« L’esprit Charlie » a encore frappé. Avec finesse et délicatesse, avec bon goût et subtilité. La une de du 7 octobre proclame « Morano, la fille trisomique cachée de De Gaulle ». Suit une caricature du général qui tient dans ses bras un bébé Morano emmailloté, les yeux bridés et la langue pendante sur un filet de bave.

Charlie ne prend pas grand risque avec un tel dessin : nul trisomique ne viendra jamais, fusil mitrailleur à la main, flinguer le dessinateur à l’humour si inspiré. Cela, c’est réservé aux islamistes. Ceux que Charlie ne caricature plus depuis l’attentat du 7 janvier.

Tacler n’a rien de répréhensible, y compris par la caricature grossière. Mais ce dessin est ignoble. Non par celle qui y est représentée, mais par l’insulte qu’il profère à l’encontre d’une population handicapée mentale, qui vit – encore un peu – au sein de notre société. Même si 96 % des bébés trisomiques sont éliminés par avortement, ceux qui vivent parmi nous sont des personnes aussi dignes de respect que n’importe qui. Pas aux yeux de ce dessinateur qui visiblement n’en a jamais croisé un.

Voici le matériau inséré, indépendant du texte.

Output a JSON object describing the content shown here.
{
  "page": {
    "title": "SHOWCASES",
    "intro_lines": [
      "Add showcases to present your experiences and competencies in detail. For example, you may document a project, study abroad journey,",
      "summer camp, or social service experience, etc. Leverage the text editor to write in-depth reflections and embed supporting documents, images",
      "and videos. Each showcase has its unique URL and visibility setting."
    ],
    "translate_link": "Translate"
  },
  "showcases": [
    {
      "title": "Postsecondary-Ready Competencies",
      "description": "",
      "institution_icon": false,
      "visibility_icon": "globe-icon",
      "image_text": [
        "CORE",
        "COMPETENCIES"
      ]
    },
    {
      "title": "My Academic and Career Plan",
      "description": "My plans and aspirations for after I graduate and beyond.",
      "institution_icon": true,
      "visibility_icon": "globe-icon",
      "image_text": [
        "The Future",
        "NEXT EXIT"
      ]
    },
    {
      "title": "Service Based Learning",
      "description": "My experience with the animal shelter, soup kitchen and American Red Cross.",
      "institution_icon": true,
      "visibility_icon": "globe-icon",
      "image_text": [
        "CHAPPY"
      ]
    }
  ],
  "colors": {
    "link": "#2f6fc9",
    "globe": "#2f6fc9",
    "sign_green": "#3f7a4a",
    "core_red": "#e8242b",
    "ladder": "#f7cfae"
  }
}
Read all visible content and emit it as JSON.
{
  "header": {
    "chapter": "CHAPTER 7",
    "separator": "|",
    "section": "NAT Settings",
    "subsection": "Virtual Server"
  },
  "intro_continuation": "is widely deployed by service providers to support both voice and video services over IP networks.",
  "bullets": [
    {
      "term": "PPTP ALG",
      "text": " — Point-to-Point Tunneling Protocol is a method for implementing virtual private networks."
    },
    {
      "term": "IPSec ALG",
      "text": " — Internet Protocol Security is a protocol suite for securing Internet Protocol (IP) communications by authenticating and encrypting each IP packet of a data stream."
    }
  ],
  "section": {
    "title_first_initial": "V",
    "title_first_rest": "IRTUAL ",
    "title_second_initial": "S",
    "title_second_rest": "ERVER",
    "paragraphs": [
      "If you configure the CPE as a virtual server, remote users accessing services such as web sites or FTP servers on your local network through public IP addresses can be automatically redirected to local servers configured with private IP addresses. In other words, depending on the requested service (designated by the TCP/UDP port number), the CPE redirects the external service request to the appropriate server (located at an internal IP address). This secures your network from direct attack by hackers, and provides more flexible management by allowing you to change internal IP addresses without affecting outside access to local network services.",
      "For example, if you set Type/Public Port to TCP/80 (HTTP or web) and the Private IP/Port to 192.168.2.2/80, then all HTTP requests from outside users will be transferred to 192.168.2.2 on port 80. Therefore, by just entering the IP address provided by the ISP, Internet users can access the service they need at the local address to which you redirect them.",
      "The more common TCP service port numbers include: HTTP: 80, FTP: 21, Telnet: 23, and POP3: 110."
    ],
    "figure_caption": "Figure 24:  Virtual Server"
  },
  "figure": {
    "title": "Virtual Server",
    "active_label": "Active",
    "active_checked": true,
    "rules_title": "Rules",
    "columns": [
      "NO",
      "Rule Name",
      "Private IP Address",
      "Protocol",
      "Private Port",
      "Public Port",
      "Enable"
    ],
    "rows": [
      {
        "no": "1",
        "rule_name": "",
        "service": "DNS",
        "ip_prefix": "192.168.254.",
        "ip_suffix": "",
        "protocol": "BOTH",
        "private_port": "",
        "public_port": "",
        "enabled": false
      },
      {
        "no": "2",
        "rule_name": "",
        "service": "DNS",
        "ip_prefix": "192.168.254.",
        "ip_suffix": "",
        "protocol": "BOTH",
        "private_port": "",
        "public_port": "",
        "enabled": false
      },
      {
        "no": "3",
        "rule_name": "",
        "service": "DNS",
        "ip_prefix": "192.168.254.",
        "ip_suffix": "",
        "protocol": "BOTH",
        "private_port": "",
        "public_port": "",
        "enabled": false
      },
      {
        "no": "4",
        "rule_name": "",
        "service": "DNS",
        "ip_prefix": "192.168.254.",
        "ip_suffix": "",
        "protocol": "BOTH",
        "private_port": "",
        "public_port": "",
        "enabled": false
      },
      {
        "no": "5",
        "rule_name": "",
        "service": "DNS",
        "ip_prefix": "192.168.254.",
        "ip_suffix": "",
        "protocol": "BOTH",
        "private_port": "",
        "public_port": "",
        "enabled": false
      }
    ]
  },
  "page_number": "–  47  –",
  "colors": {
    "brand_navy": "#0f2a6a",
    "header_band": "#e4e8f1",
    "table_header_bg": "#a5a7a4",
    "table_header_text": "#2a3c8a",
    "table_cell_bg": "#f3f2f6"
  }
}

Ce dessin est ignoble parce qu’il s’attaque aux plus faibles, à ceux que leur handicap rend incapables de se défendre, de riposter, de rendre coup pour coup, ou, mieux encore, de sourire d’un air méprisant à l’auteur de ce torchon. Un trisomique est sans doute, à ses yeux, un sous homme. Un « mongol » comme le disaient les enfants de ma génération dans la cour de récréation. Un incapable et un gêneur. Ce dessin me rappelle la réflexion entendue un jour : « comment y en a-t-il encore autant avec la généralisation du dépistage ? ». En bref, pourquoi toutes ces bouches inutiles et coûteuses sont-elles encore autorisées à vivre ?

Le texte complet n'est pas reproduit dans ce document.